9Löwy, c’était l’acteur dont parle Kafka et dont il allait voir la troupe qui jouait du théâtre yiddish. Isaac Löwi ou Jacques Levi (1887-1942) vient d’une famille hassidique de Varsovie. En 1904, il part à Paris où il commence sa carrière d’acteur yiddish. Entre les deux guerres, il vit à Varsovie sous le pseudonyme de Jacques Levi, et il fonde le premier théâtre expérimental en hébreu en 1924 [9]. Entre 1929 et 1939, il participe au quotidien yiddish Undzer Ekspres. Kafka l’évoque dans le texte que je suis en train de commenter, ou plutôt d’une soirée que je voudrais vous faire revivre : « Herr Löwy wird jetzt, wie es auch tatsächtlich sein wird, drei Gedichte vortragen », « M. Löwy va vous lire maintenant trois poèmes, ce qui, en effet, va être le cas. » C’est curieux, ce que dit Kafka. Löwy est vraiment là ce soir, pas comme à Berlin quand j’y suis allé. Ce n’était même pas une ombre. Il était absent. Il n’y a jamais eu de retour de Löwy à Berlin. Non, ce que Kafka nous dit, c’est que Löwy va vraiment faire ce qu’il dit qu’il va faire, d’autant plus qu’il s’appelle aussi Levi. Il va lire des poèmes. Kafka dit, et Löwy va faire ce qu’il dit. Ce n’est donc pas sûr, si je comprends bien. Bien sûr, rien n’est moins sûr que Löwy fasse ce que Kafka dit, c’est-à-dire que le yiddish parle et qu’on l’écoute. D’après les informations recueillies par Jean Abou, la soirée organisée par Kafka a lieu le dimanche 18 février 1912 à 20 heures à Prague à l’hôtel de ville juif. M. Schmerler, et non pas Schneller, comme cela figure dans un compte-rendu, y explique à l’auditoire les textes lus par Löwy.

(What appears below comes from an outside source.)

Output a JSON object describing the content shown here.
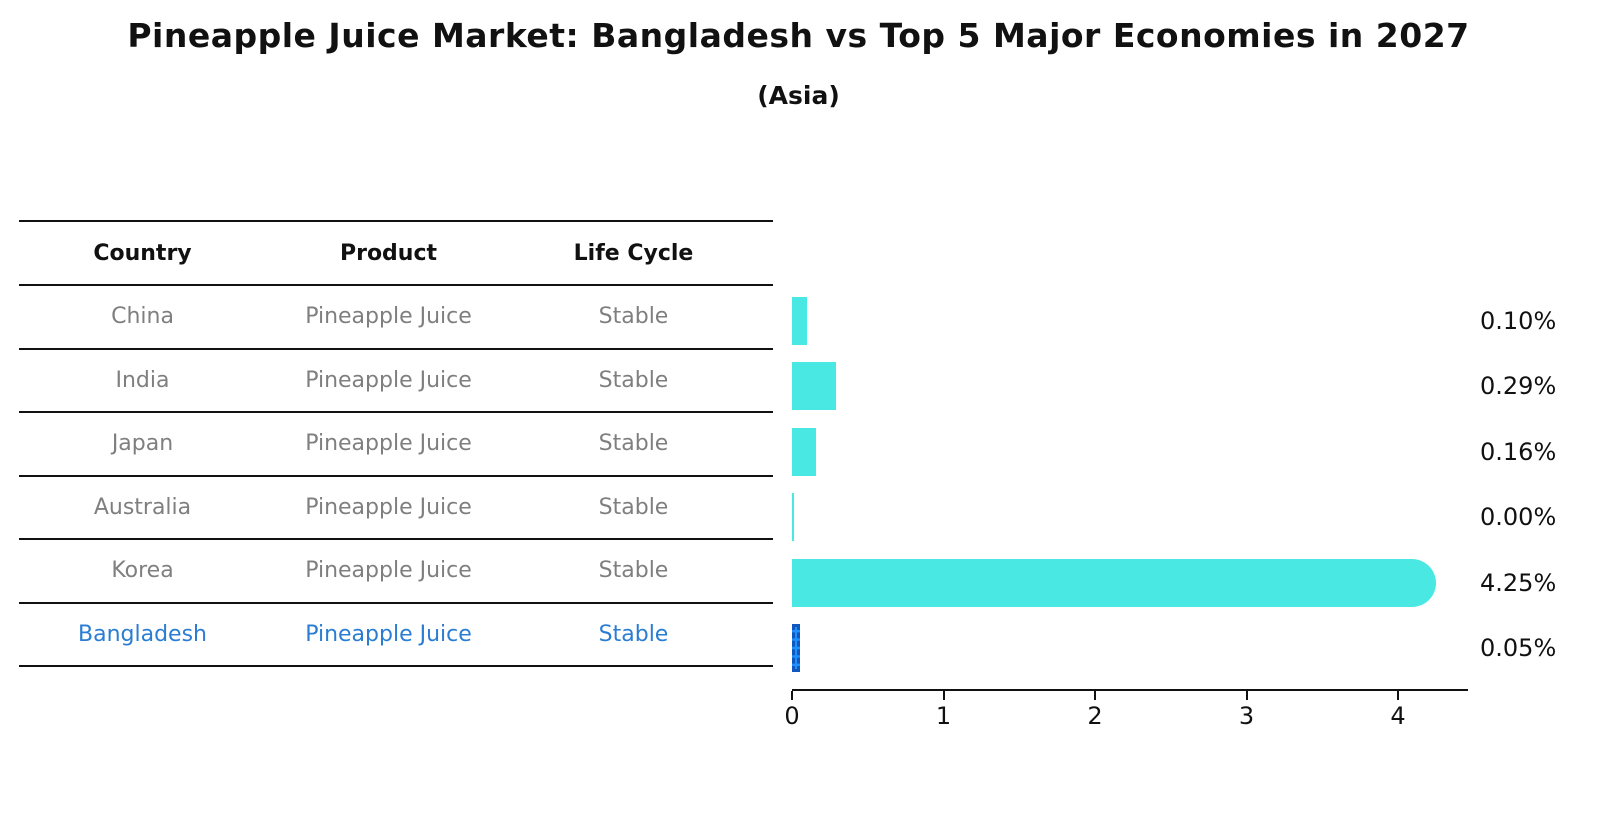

10Les poèmes que Löwy doit réciter ne sont pas indifférents : Di Grine, « Les bleus » de l’immigration de Morris Rosenfeld (1862-1923), ceux qui viennent d’arriver en Amérique. Grin, c’est d’ailleurs « vert ». Les « verts » sont des « bleus ». Mais ce poème avec ce titre n’existe pas. Il s’agit d’après Hartmut Binder [10] de Di historische peklekh[11], « les petits paquets de l’histoire. Rosenfeld demande aux peklekh, à ces petits paquets, ce qu’il peut bien y avoir en eux, et il dit qu’il aime les grine, parce qu’ils ont caché en eux le trésor de la vie. Nous sommes les peklekh, et ce sont eux qui sont en analyse. Chacun a son paquet de l’histoire. Les paquets de l’histoire sont différents selon chacun. Les deux autres poèmes sont Sand und Sterne de Shemon Frug (1860-1916), « Sables et étoiles », et Die Nacht ist still, « La nuit silencieuse », de David Frischmann [12] (1864-1922), originellement écrit en hébreu, Ha-lailah lel kaiz, « Nuit d’été ». C’est un chant d’amour lu en yiddish par Löwy. Kafka ne cite pas le bon titre d’un poème (Frug), il en mentionne un qui est en hébreu (Frischmann), et un autre qui n’existe pas sous le nom de di grine (Rosenfeld). Il oublie aussi d’après Hartmut Binder [13] de préciser que pendant la soirée, Löwy devait aussi lire des poèmes de Reisen, Bialik, Nomberg, des passages d’une pièce de théâtre de Dranow, un monologue de Scholem Aleichem. Des chants hassidiques furent aussi interprétés. Kafka remplace Di historische peklekh par Die grine, Les petits paquets de l’histoire par Les bleus, et il oublie beaucoup de monde, pas des « bleus », des grine, mais de vrais écrivains. On est toujours un bleu dans l’histoire.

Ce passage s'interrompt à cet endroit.